Celebrated Novelist Elmer Kelton : A Man of West Texas


Elmer Kelton, celebrated Texan and author

Elmer wrote Texas as it was and is with a true ear for dialogue and phrase, his writing far above that of authors who try too hard to write like Texans.

By Judy Alter / September 1, 2009

When novelist Elmer Kelton died peacefully in his sleep last weekend [Saturday, August 22], Texas lost one of its most beloved authors.

He was the author of The Time It Never Rained, which one critic listed as one of the dozen or so best novels written by an American in the 20th century, and more than 60 other books. He garnered so many awards — seven Spur Awards from the Western Writers of America, four Western Heritage (Wrangler) Awards from the National Cowboy Museum and Hall of Fame, lifetime achievement awards from the Texas Institute of Letters, the Western Literature Association — that his wife once confessed they were reduced to putting them in drawers. And the WWA voted him the “Best Western Writer of All Time.”

But to call Elmer’s work Western diminishes writing that went far beyond the genre and the region to deal with universal themes.
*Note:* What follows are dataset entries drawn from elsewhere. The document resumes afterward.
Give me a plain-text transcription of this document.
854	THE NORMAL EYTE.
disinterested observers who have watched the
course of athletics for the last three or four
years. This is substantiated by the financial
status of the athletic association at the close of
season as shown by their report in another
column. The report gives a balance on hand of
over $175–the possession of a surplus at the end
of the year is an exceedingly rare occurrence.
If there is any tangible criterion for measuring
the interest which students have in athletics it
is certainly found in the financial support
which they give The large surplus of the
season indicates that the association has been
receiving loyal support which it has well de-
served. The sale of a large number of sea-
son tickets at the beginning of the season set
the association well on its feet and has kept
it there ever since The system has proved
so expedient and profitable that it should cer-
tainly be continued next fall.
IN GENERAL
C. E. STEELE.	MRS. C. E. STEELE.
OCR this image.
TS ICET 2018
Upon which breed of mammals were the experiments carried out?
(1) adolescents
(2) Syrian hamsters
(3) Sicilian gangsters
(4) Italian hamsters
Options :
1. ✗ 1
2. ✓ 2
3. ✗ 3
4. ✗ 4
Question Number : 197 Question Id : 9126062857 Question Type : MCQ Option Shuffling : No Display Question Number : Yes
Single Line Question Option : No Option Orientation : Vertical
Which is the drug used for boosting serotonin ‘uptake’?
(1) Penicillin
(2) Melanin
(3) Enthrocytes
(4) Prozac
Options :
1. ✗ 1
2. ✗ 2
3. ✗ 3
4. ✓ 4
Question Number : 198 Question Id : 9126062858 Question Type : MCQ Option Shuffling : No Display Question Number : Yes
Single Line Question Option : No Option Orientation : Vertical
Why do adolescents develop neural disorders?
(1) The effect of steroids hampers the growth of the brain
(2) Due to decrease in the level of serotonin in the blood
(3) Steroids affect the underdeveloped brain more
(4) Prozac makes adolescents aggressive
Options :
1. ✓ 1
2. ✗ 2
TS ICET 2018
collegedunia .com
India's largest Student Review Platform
Elmer, who was a willing and popular speaker whenever asked, used to tell audiences he liked to take a character, put him in a time of change and transition and see what he did. Those times of change were almost always in Texas history, which his novels cover from the Texas Revolution to contemporary times.

When he suggested he wanted to be a journalist, he said, his father gave him a look “that could kill Johnson grass” and announced that the trouble with the younger generation was they didn’t want to work.

Elmer was himself a man of West Texas, raised on the McElroy Ranch in Crane, where his father was foreman. While his brothers grew up to be cowboys, Elmer was more of a bookish mind. He confessed he “never made a hand,” couldn’t rope, and as a boy used to herd cattle with one eye on the cattle and the other on a book. When he suggested he wanted to be a journalist, he said, his father gave him a look “that could kill Johnson grass” and announced that the trouble with the younger generation was they didn’t want to work.

Elmer went on to a long career in agricultural journalism, primarily with the San Angelo-based Livestock Weekly from which he retired in 1990. All those years he had a parallel career writing novels. His 1972 work, The Day the Cowboys Quit, pushed him into national recognition.

Elmer wrote Texas as it was and is with a true ear for dialogue and phrase, his writing far above that of authors who try too hard to write like Texans. I’ve always thought the prologue to The Time It Never Rained, his classic novel about the 1950s drought, one of his most eloquent pieces:

It crept out of Mexico, touching first along the brackish Pecos and spreading then in all directions, a cancerous blight burning a scar upon the land. Just another dry spell, men said at first. Ranchers watched waterholes recede to brown puddles of mud that their livestock would not touch. They watched the rank weeds shrivel as the west wind relentlessly sought them out and smothered them with its hot breath. They watched the grass slowly lose its green, then curl and fire up like dying cornstalks.

Elmer’s characters were complex, never Western stereotypes, but his authentic voice was the most distinctive aspect of his writing, along with the same wry humor that characterized him in conversation. He shied away from happy endings because, he said, life doesn’t work out like that.

In person, he was modest, kind and self-effacing, with the genuine cowboy’s instinct for good manners. He was unfailingly cordial to any and all who sought to visit with him or get his autograph, even on a slip of paper if they didn’t buy a book. He traveled all over the West, but mostly Texas, to book events. He was always grateful as though you were doing him a favor when in truth he was the star of most shows.

Elmer was repeatedly gracious about his appreciation of TCU Press’ reprints of his novels that kept them in print in attractive editions — but the truth was, we were grateful to him. He is our best-selling author, and of course I will miss him in that regard. But more than that I will miss a man I respected, admired and genuinely liked. I’ve lost a friend — so has Texas.

And the world has lost a lot of good stories now unwritten. I’m told that the night before he died he was making notes for another Hewey Calloway book.

[Judy Alter, retired director of TCU Press, is the author of Elmer Kelton and West Texas: A Literary Relationship, and was friends with him for 30 years.]

Recommended reading

Judy Alter recommends these Elmer Kelton works as among his best:

The Day the Cowboys Quit (1972) — the work that broke him out of stereotypical Westerns into novels that use the Western as a vehicle to study mankind and people’s adaptation to change –- or not.

The Time It Never Rained (1974) — generally acknowledged as his classic. Critic Jon Tuska once described this novel about the great 1950s drought (being repeated now in Central and South Texas) as “one of the dozen or so best novels written by an American in the 20th century.”

The Good Old Boys (1978) — shows, perhaps more than any other novel, Kelton’s penchant for wry humor and also has one of his strongest female characters, the schoolteacher, Spring.